Sumbawa Barat | Anggota Komisi III DPR RI, Aboe Bakar Alhabsy, mengatakan akan menindak lanjuti dan menanyakan perkembangan kasus dugaan pemerasan atau permintaan sejumlah uang oleh sejumlah oknum pejabat teras Polres Sumbawa Barat, Polda NTB.

Anggota Komisi III Bidang penegakkan hukum DPR RI tersebut menegaskan akan berkoordinasi langsung dengan Kapolri dan Korps Tindak Pidana Korupsi (Kortastipidkor) Mabes Polri terkait kasus yang melibatkan sejumlah oknum pejabat Kapolres dan mantan Kepala Satuan (Kasat) Reserse.

“Ane akan up kasus ini ke Kapolri dan Mabes Polri,” kata Aboe Bakar Alhabsy, dikonfirmasi wartawan NTB, melalui Whatsapp pribadinya, Senin (4/5/2026).

Komisi III menegaskan mengatensi setiap laporan masyarakat terhadap kinerja Aparat Penegak Hukum (APH) khususnya Polri dan Kejaksaan. Jika APH sendiri melakukan tindak pidana pemerasan, itu tidak hanya pelanggaran disiplin dan kode etik, tapi bentuk pengkhianatan terhadap konstitusi negara.

Aboe Bakar Alhabsy bersama sejumlah anggota Komisi III DPR RI baru saja melakukan kunjungan kerja ke Polda dan Kejaksaan Tinggi (Kejati)  NTB. Kepada wartawan, Aboe Bakar menegaskan, bahwa pihaknya mengatensi perkembangan dugaan pemerasan yang dilakukan APH Kejaksaan dan kepolisian di NTB.

“Kami banyak menerima laporan masyarakat. Komisi III DPR RI, intinya akan meminta penjelasan kepada Polri terhadap banyaknya pelanggaran yang dilakukan anggota mereka dibawah. Terlebih lagi, dua institusi ini akan diuji kualitas penegakkan hukum terhadap anggota mereka sendiri yang terbukti melanggar,” demikian, Politisi PKS mengakhiri.

Sebelumnya, Aboe Bakar Alhabsy membenarkan bahwa pihaknya menerima laporan mengenai proses hukum yang tengah dilakukan Kortastipidkor Mabes Polri terhadap dugaan pemerasan sejumlah pejabat kepolisian di Polda NTB, terutama di Polres Sumbawa Barat, terhadap pejabat di Pemda Sumbawa Barat. Apalagi, kasus itu sudah di atensi Kementerian Dalam Negeri (Kemendagri).

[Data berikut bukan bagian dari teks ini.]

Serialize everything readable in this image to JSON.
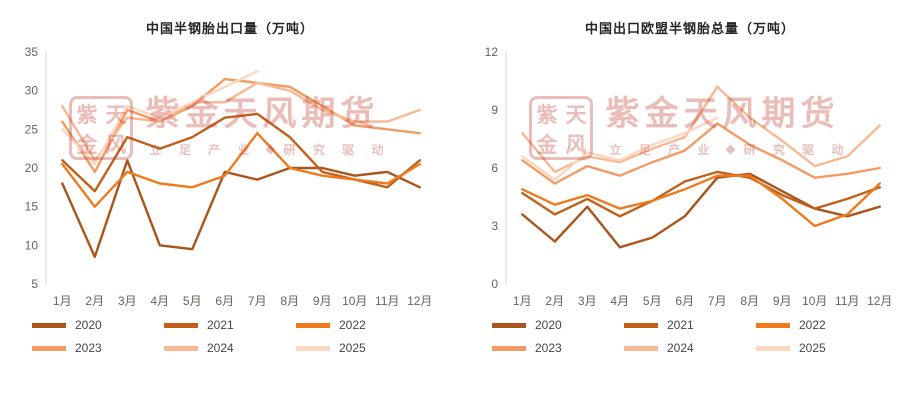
{
  "watermark": {
    "seal": [
      "紫",
      "天",
      "金",
      "风"
    ],
    "brand": "紫金天风期货",
    "slogan_left": "立 足 产 业",
    "slogan_right": "研 究 驱 动",
    "color": "#c0392b"
  },
  "chart_data": [
    {
      "type": "line",
      "title": "中国半钢胎出口量（万吨）",
      "categories": [
        "1月",
        "2月",
        "3月",
        "4月",
        "5月",
        "6月",
        "7月",
        "8月",
        "9月",
        "10月",
        "11月",
        "12月"
      ],
      "ylim": [
        5,
        35
      ],
      "yticks": [
        5,
        10,
        15,
        20,
        25,
        30,
        35
      ],
      "grid": false,
      "legend_position": "bottom",
      "series": [
        {
          "name": "2020",
          "color": "#a9551d",
          "values": [
            18,
            8.5,
            21,
            10,
            9.5,
            19.5,
            18.5,
            20,
            20,
            19,
            19.5,
            17.5
          ]
        },
        {
          "name": "2021",
          "color": "#c2601a",
          "values": [
            21,
            17,
            24,
            22.5,
            24,
            26.5,
            27,
            24,
            19.5,
            18.5,
            17.5,
            21
          ]
        },
        {
          "name": "2022",
          "color": "#ee7a1c",
          "values": [
            20.5,
            15,
            19.5,
            18,
            17.5,
            19,
            24.5,
            20,
            19,
            18.5,
            18,
            20.5
          ]
        },
        {
          "name": "2023",
          "color": "#f49a63",
          "values": [
            26,
            19.5,
            27.5,
            26,
            28,
            31.5,
            31,
            30.5,
            28,
            25.5,
            25,
            24.5
          ]
        },
        {
          "name": "2024",
          "color": "#f7b893",
          "values": [
            28,
            21,
            26.5,
            26,
            28.5,
            28.5,
            31,
            30,
            27.5,
            26,
            26,
            27.5
          ]
        },
        {
          "name": "2025",
          "color": "#fbd7c0",
          "values": [
            25,
            20.5,
            28,
            26.5,
            28.5,
            30.5,
            32.5,
            null,
            null,
            null,
            null,
            null
          ]
        }
      ]
    },
    {
      "type": "line",
      "title": "中国出口欧盟半钢胎总量（万吨）",
      "categories": [
        "1月",
        "2月",
        "3月",
        "4月",
        "5月",
        "6月",
        "7月",
        "8月",
        "9月",
        "10月",
        "11月",
        "12月"
      ],
      "ylim": [
        0,
        12
      ],
      "yticks": [
        0,
        3,
        6,
        9,
        12
      ],
      "grid": false,
      "legend_position": "bottom",
      "series": [
        {
          "name": "2020",
          "color": "#a9551d",
          "values": [
            3.6,
            2.2,
            4.0,
            1.9,
            2.4,
            3.5,
            5.5,
            5.7,
            4.8,
            3.9,
            3.5,
            4.0
          ]
        },
        {
          "name": "2021",
          "color": "#c2601a",
          "values": [
            4.7,
            3.6,
            4.4,
            3.5,
            4.3,
            5.3,
            5.8,
            5.5,
            4.6,
            3.9,
            4.4,
            5.0
          ]
        },
        {
          "name": "2022",
          "color": "#ee7a1c",
          "values": [
            4.9,
            4.1,
            4.6,
            3.9,
            4.3,
            4.9,
            5.6,
            5.6,
            4.4,
            3.0,
            3.6,
            5.2
          ]
        },
        {
          "name": "2023",
          "color": "#f49a63",
          "values": [
            6.4,
            5.2,
            6.1,
            5.6,
            6.3,
            6.9,
            8.3,
            7.2,
            6.4,
            5.5,
            5.7,
            6.0
          ]
        },
        {
          "name": "2024",
          "color": "#f7b893",
          "values": [
            7.8,
            5.8,
            6.6,
            6.3,
            7.0,
            7.6,
            10.2,
            8.6,
            7.4,
            6.1,
            6.6,
            8.2
          ]
        },
        {
          "name": "2025",
          "color": "#fbd7c0",
          "values": [
            6.6,
            5.4,
            6.8,
            6.4,
            7.2,
            7.8,
            8.6,
            null,
            null,
            null,
            null,
            null
          ]
        }
      ]
    }
  ]
}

Kortastipidkor harus bertanggung jawab terhadap proses penegakkan hukum yang melibatkan praktik dugaan koruptif yang dilakukan oleh anggota Polri. Masyarakat menunggu transparansi dan kinerja profesional dari Kapolri, Jenderal Listyo Sigit Prabowo.

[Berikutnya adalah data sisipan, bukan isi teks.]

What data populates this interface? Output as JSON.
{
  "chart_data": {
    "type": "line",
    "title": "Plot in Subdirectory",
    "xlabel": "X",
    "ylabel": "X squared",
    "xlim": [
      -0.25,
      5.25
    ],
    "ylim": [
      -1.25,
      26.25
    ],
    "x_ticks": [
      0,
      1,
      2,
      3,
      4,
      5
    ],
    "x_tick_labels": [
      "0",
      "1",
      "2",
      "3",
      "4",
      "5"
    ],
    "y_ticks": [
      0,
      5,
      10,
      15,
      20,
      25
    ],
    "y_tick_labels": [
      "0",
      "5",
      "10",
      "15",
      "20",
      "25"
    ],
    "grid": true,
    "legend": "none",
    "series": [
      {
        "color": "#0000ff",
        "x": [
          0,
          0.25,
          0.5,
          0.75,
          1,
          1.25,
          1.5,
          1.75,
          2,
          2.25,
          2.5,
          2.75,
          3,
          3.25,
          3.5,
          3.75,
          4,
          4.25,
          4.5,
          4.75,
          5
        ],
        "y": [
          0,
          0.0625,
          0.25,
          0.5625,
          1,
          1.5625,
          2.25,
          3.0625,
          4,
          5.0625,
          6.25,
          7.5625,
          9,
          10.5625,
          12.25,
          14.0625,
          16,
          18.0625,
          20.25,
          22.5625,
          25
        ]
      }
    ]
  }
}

Sumber media menyebutkan, Korstastilidkor Mabes Polri dilaporkan telah mengeluarkan Surat Perintah (Sprint) penyidikan terhadap dugaan permerasan yang dilakukan sejumlah oknum pejabat kepolisian di Polres Sumbawa Barat. Namun hingga kini progres dan kejelasan kasus tersebut seakan menghilang.

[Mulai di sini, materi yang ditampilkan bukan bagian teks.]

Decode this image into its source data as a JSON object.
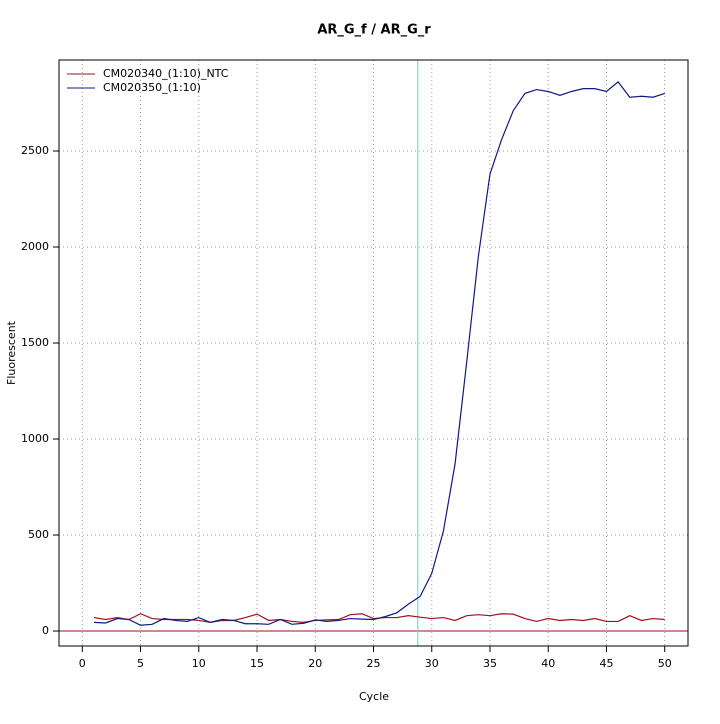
{
  "chart_data": {
    "type": "line",
    "title": "AR_G_f / AR_G_r",
    "xlabel": "Cycle",
    "ylabel": "Fluorescent",
    "x": [
      1,
      2,
      3,
      4,
      5,
      6,
      7,
      8,
      9,
      10,
      11,
      12,
      13,
      14,
      15,
      16,
      17,
      18,
      19,
      20,
      21,
      22,
      23,
      24,
      25,
      26,
      27,
      28,
      29,
      30,
      31,
      32,
      33,
      34,
      35,
      36,
      37,
      38,
      39,
      40,
      41,
      42,
      43,
      44,
      45,
      46,
      47,
      48,
      49,
      50
    ],
    "series": [
      {
        "name": "CM020340_(1:10)_NTC",
        "color": "#a01020",
        "values": [
          70,
          60,
          70,
          60,
          90,
          65,
          60,
          60,
          60,
          55,
          45,
          55,
          55,
          70,
          88,
          55,
          60,
          50,
          45,
          55,
          58,
          60,
          85,
          90,
          65,
          70,
          70,
          80,
          72,
          65,
          70,
          55,
          80,
          85,
          80,
          90,
          88,
          65,
          50,
          65,
          55,
          60,
          55,
          65,
          50,
          50,
          80,
          55,
          65,
          60
        ]
      },
      {
        "name": "CM020350_(1:10)",
        "color": "#101a80",
        "values": [
          45,
          42,
          65,
          60,
          30,
          35,
          65,
          55,
          50,
          70,
          45,
          60,
          55,
          38,
          38,
          35,
          60,
          35,
          40,
          58,
          50,
          55,
          65,
          62,
          60,
          75,
          95,
          140,
          180,
          300,
          520,
          870,
          1400,
          1950,
          2380,
          2560,
          2710,
          2800,
          2820,
          2810,
          2790,
          2810,
          2825,
          2825,
          2810,
          2860,
          2780,
          2785,
          2780,
          2800
        ]
      }
    ],
    "xlim": [
      -2,
      52
    ],
    "ylim": [
      -78,
      2974
    ],
    "xticks": [
      0,
      5,
      10,
      15,
      20,
      25,
      30,
      35,
      40,
      45,
      50
    ],
    "yticks": [
      0,
      500,
      1000,
      1500,
      2000,
      2500
    ],
    "grid": true,
    "legend": "top-left",
    "threshold_cycle": {
      "x": 28.8,
      "color": "#40e0e0"
    },
    "baseline": {
      "y": 0,
      "color": "#a01020"
    }
  }
}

Kemendagri Minta Atensi Kapolri Usut kasus Pemerasan APH di KSB

Sebelumnya, Kemendagri, dilaporkan telah menerjunkan tim inspektorat internal ke Sumbawa Barat, guna mengusut atau melakukan klarifikasi laporan pemerasan oknum kepolisian terhadap sejumlah pejabat pemda Sumbawa Barat. Setelah menerima klarifikasi dan mengetahui situasi sebenarnya, Kemendagri akhirnya berkoordinasi dengan Polri guna mengusut kasus tersebut.

Alhasil Polri melalui Kortastipidkor Mabes mengeluarkan Surat Perintah Penyelidikan (Sprint) Lidik, Nomor SP. Lidik/1/I/RES.3.1/2026/Kortastipidkor tanggal 14 Januari 2026.

Atas Sprint tersebut puluhan pejabat dan kontraktor di Sumbawa Barat telah dimintai keterangan di gedung Kortastilidkor. Pemeriksaan tersebut bahkan dilaporkan ikut menyeret nama oknum anggota DPRD Sumbawa Barat, berinisial IW.

Bahkan, salah satunya Bupati Sumbawa Barat, H. Amar Nurmasnyah sendiri juga telah memberikan keterangan resmi di Mabes Polri sebagai saksi.